Controllers can either write memory by sending a vector of information to a new, unused location or update information at a pre-existing location. Whenever information is written at a location, it is connected to other locations by associative temporal links that represent the order in which the information was stored to help the controller keep track of its information.
Controllers can also read memory, searching locations based on the location’s content or via the associative temporal links. As such, within this system, the controller receives an external input, interacts with the memory by reading or writing it, and generates an output.

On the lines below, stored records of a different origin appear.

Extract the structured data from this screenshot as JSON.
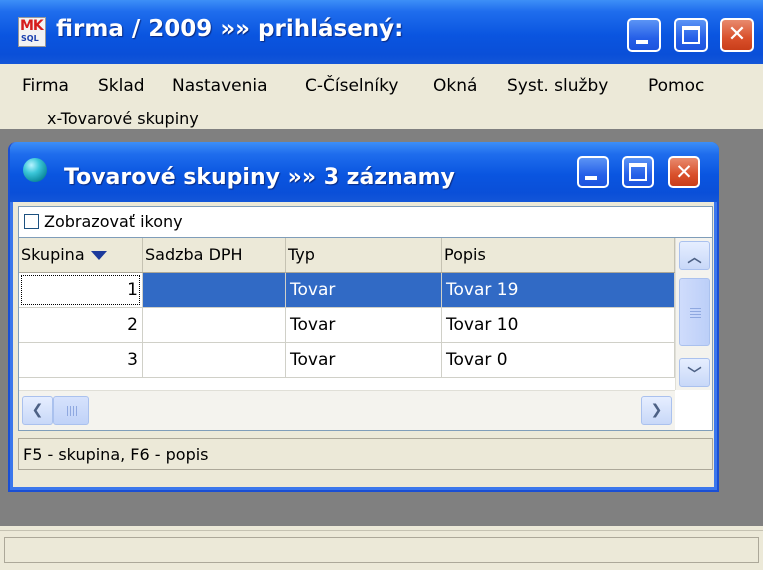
{
  "app": {
    "logo_text_top": "MK",
    "logo_text_bottom": "SQL",
    "title": "firma / 2009 »» prihlásený:"
  },
  "menu": {
    "items": [
      "Firma",
      "Sklad",
      "Nastavenia",
      "C-Číselníky",
      "Okná",
      "Syst. služby",
      "Pomoc"
    ],
    "second_row": [
      "x-Tovarové skupiny"
    ]
  },
  "child_window": {
    "title": "Tovarové skupiny »» 3 záznamy",
    "show_icons_label": "Zobrazovať ikony",
    "show_icons_checked": false,
    "columns": [
      "Skupina",
      "Sadzba DPH",
      "Typ",
      "Popis"
    ],
    "sort_column": "Skupina",
    "sort_direction": "descending-indicator",
    "rows": [
      {
        "skupina": "1",
        "sadzba": "",
        "typ": "Tovar",
        "popis": "Tovar 19",
        "selected": true
      },
      {
        "skupina": "2",
        "sadzba": "",
        "typ": "Tovar",
        "popis": "Tovar 10",
        "selected": false
      },
      {
        "skupina": "3",
        "sadzba": "",
        "typ": "Tovar",
        "popis": "Tovar 0",
        "selected": false
      }
    ],
    "status": "F5 - skupina, F6 - popis"
  },
  "colors": {
    "titlebar": "#0a55e0",
    "selection": "#316ac5",
    "close_button": "#d9502b",
    "mdi_background": "#808080"
  }
}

Answering Complex, Structured Questions
With training, the DNC can learn to answer questions that demand reasoning and inference with increasing accuracy. Using randomly generated graphs, the DNC can be trained to find the shortest path between two points and infer missing links, and then generalize these tasks to complex data structures.
DeepMind tested their model’s ability to construct transport networks and family trees and navigate them in order to answer questions. For instance, after DeepMind described the layout of the stations and lines of the London Underground to the DNC, it was able to answer figure out the shortest route between two stops and follow a sequence of directions from a starting point to determine the final destination.
In the context of large family trees, the DNC could use information about parent, child, and sibling relationships to deduce uncle-niece relationships and answer complex questions such as, “Who is Freya’s maternal great uncle.”
Finally, the DNC can be trained with reinforcement learning to learn how to achieve a series of goals and store those goals in memory. Then, when asked to achieve a certain outcome, the DNC can refer to the subroutines stored in its memory to execute.
All of the aforementioned complex tasks are only solvable with the aid of external read-write memory.